Table of Contents
This article addresses a concern voiced by numerous states, especially those in Southern India, regarding the diminishing portion of funds allocated to them from the central government’s disbursements to the states, as observed from one Finance Commission to the next.
Relevance: GS paper 2
Overview
- Between the 12th and 15th Finance Commissions:
- Southern Indian states have witnessed a consistent drop in their share, from 19.785% to 15.800%.
- Comparing these Commissions, it’s observed that northern and eastern states have faced reductions. The states that benefited include those in hilly, central, and western regions, such as Maharashtra.
Overview of the Divisible Tax Pool
- Constitutional Framework: The distribution of net proceeds from taxes between the Central and State governments is outlined in Article 270 of the Indian Constitution.
- Tax Components: The divisible pool includes various taxes such as corporation tax, individual income tax, Central GST, and the Central portion of the Integrated Goods and Services Tax (IGST), among others.
- Role of the Finance Commission: As per Article 280(3)(a) of the Constitution, the Finance Commission, which is reconstituted every five years, is tasked with recommending how taxes, as well as grants-in-aid, should be divided among the States, following certain guidelines.
- 16th Finance Commission: This commission is made up of a chairperson and several members who are appointed by the President. Arvind Panagariya has been appointed to lead the 16th Finance Commission, which will serve from 2026 to 2031.
Key Criteria for Horizontal Devolution
- Income Distance: Reflects a state’s income relative to the state with the highest per capita income (Haryana), aiming to maintain equity among states.
- Population: Based on the 2011 Census, replacing the earlier 1971 Census for determining weightage.
- Forest and Ecology: Considers each state’s share of dense forest in the total forest cover.
- Demographic Performance: Rewards states for efforts in controlling population growth.
- Tax Effort: Rewards states with higher tax collection efficiency.
Different criterion
The distance criterion
- The distance criterion has been accorded the highest weight amongst the criteria by various Finance commissions. The eleventh finance commission had given this criterion a weight of 62.5%.
- ‘Income distance’ is the distance of a state’s income from the state with the highest per capita income which is Haryana. States with lower per capita income would be given a higher share to maintain equity among states
- The equalization principle has always been regarded in India and elsewhere as a key principle governing distribution. Economic and social justice demand this.
- The main reason for the loss of the southern states is the income distance criterion.
- Between the 12th & 15th FCs, the loss to the southern states due to the distance criterion amounted to 8.055% points, although the overall loss was much less at 3.985% points, implying that there was a gain under other criteria.
- Although on account of the distance criterion, low-income states such as Bihar and Uttar Pradesh have gained over time, they have lost on account of other criteria.
Population Factor
- The population criterion has sparked some debate.

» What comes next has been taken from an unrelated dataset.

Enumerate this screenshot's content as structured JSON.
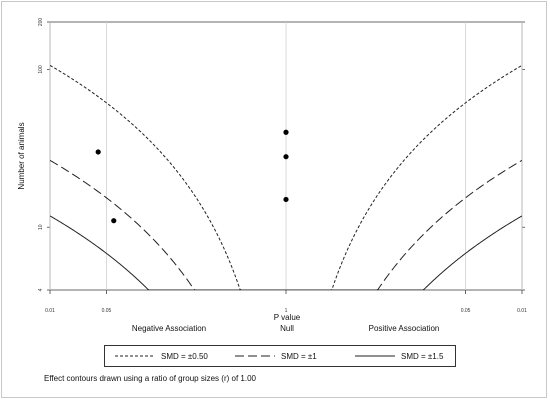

- Data from the 1971 census was used up until the fourteenth Finance Commission, shifting to the 2011 data for the 15th Commission.
- The introduction of the demographic change criterion aimed to adjust for states that had effectively reduced their fertility rates, although this change had a negligible overall impact. For Tamil Nadu, this adjustment was slightly beneficial.
Future Actions
- There’s a debate on whether the importance of the income distance criterion should be diminished, questioning its indefinite applicability.
- The 16th Finance Commission could consider lowering its significance while increasing the emphasis on other criteria.
- Another concern is the total amount available for division among states.
- Despite the 14th FC’s suggestion to increase all states’ share from 32% to 42%, the central government’s increase in cesses and surcharges reduced the divisible pool, which is counterproductive.
Prospective Directions
- Setting a cap on cesses and surcharges at 10% of the central government’s total tax revenue could be a solution.
- Following the 14th FC’s recommendations, states’ share in total revenue receipts rose from 63.9% to 68.1%, further increasing to 70.7% in 2020-2021, before dropping to 67.5% in 2022-2023.
- The primary issue has been the heavy reliance on the income distance criterion, which currently holds a 45% weight. While this criterion is essential for fair distribution, its importance could be reduced by 5% to 10% points.
- Additionally, the 16th Finance Commission might consider setting an upper limit on cesses and surcharges.
Conclusion
Tackling the challenges related to the distribution of financial resources demands a cooperative effort from both the Central and State governments, with an emphasis on fair distribution and the principles of fiscal federalism. Changes in the way revenue is shared, coupled with increased involvement of states in key decision-making entities such as the Finance Commission, are crucial for ensuring equitable development and the allocation of resources throughout the nation.